We can then determine the velocity relative to Ceres after escaping Ceres. The same formula ($v^2 = v_e^2 + v_\infty^2$) can be used, but this time we have v, and need to calculate $v_e$, to determine $v_\infty$. Reorganizing the equation to be in terms of $v_\infty$, we obtain $v_\infty = \sqrt {v^2 - v_e^2}$

Ceres has a standard gravitational parameter of $6.263\times10^{10} m^3/s^2$, and I will assume a starting altitude of 50 km. Ceres has a radius of 469.7 km, which gives a total distance of 519.7 km. Substituting in those values, we get an escape velocity of 491 m/s.
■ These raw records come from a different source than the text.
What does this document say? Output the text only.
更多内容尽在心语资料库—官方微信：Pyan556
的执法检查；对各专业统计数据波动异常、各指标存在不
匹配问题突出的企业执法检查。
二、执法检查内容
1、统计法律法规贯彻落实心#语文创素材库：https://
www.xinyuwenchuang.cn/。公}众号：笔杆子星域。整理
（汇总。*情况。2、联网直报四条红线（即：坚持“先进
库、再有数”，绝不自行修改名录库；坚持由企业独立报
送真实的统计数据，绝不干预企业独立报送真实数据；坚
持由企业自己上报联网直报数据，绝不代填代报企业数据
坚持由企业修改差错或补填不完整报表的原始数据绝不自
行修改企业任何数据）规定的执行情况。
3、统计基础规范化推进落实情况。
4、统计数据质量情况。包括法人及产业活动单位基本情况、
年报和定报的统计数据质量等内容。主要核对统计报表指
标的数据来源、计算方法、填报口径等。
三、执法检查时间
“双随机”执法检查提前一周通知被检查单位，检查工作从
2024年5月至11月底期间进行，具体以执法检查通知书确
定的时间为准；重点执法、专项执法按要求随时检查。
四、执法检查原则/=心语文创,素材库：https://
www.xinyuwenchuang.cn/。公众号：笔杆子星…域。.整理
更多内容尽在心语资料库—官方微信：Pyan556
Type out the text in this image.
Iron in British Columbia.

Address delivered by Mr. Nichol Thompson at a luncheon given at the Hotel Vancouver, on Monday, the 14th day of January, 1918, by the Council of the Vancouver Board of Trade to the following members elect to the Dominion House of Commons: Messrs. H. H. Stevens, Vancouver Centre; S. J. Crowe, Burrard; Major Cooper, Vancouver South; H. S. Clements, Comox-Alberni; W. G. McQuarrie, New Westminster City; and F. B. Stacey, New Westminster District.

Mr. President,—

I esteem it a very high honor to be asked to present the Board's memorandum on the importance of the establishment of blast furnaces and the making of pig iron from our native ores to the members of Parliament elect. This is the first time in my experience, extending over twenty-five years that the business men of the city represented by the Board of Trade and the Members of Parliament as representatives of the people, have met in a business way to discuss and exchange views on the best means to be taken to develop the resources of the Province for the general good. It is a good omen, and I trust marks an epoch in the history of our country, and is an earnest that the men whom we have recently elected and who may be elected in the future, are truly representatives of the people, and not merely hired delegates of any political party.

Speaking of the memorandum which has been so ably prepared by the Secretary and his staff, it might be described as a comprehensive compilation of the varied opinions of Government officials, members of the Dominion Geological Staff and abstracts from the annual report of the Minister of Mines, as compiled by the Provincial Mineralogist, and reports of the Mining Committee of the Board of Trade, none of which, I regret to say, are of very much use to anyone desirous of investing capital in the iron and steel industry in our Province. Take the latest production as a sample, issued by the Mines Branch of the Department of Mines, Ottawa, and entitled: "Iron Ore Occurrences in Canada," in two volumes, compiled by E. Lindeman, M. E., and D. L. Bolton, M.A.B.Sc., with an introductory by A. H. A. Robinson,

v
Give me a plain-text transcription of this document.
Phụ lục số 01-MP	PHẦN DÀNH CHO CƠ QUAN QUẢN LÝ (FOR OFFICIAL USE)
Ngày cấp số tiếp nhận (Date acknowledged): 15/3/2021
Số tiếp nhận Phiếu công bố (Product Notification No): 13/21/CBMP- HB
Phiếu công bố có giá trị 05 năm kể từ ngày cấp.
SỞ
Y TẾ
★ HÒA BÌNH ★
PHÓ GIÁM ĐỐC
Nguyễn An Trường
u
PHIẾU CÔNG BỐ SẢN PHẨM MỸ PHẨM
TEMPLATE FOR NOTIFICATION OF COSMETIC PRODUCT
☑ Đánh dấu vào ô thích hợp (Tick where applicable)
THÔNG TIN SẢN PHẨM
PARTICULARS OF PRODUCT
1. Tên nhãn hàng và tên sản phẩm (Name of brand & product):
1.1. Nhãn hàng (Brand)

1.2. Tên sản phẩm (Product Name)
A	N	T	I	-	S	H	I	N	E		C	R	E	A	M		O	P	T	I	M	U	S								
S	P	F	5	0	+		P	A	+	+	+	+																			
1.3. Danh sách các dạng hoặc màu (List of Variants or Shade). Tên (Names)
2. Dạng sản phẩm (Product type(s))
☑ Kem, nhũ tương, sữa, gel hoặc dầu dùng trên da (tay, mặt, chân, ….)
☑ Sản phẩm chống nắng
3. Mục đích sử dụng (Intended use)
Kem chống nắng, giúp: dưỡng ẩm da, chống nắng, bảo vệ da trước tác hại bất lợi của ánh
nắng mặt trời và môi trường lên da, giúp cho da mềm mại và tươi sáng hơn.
Substituting in the rocket's $\Delta v$ and the escape velocity, we get a $v_\infty$ from Ceres of 15,559 m/s. The weak gravity of Ceres has almost no effect on the rocket's velocity, only reducing it by 8 m/s.

The next step is to determine the velocity relative to the Sun. Earth has a maximum orbital velocity of 30.29 km/s. Adding the 11 km/s $v_\infty$ velocity, the spacecraft's velocity relative to the Sun is 41.29 km/s. Ceres has an average orbital velocity of 17.92 km/s. Adding the 15,559 m/s $v_\infty$, the spacecraft's Sun relative velocity is 33,479 m/s. This value is lower than for the spacecraft launched from Earth, but comparing these values is not very meaningful since they are at different heights from the Sun.

To compare these values more directly, we can calculate a solar $v_\infty$ value for both spacecraft. The Sun has a standard gravitational parameter of $1.3271\times10^{20} m^3/s^2$, while the Earth at perihelion is 147.1 million km away from the Sun (escaping at perihelion is optimal due to the Oberth effect). This gives a solar escape velocity of 42,478 m/s, which is faster than the spacecraft. Therefore the spacecraft launched from Earth will not escape the Sun, so a $v_\infty$ value is meaningless (the value would be imaginary). Ceres has a 414 million km semi-major axis, giving a solar escape velocity of 25,320 m/s. This means that, unlike the Earth-launched spacecraft, the spacecraft launched from Ceres will escape the Sun (and the precise $v_\infty$ value is unnecessary to determine which spacecraft is more capable).

In conclusion, while the initial Sun relative velocity of the Earth-launched spacecraft is higher than the Ceres-launched spacecraft, the Ceres-launched spacecraft is capable of escaping the Sun, while the Earth-launched spacecraft is not. This means that launching from Ceres provides increased capability compared to launching from Earth.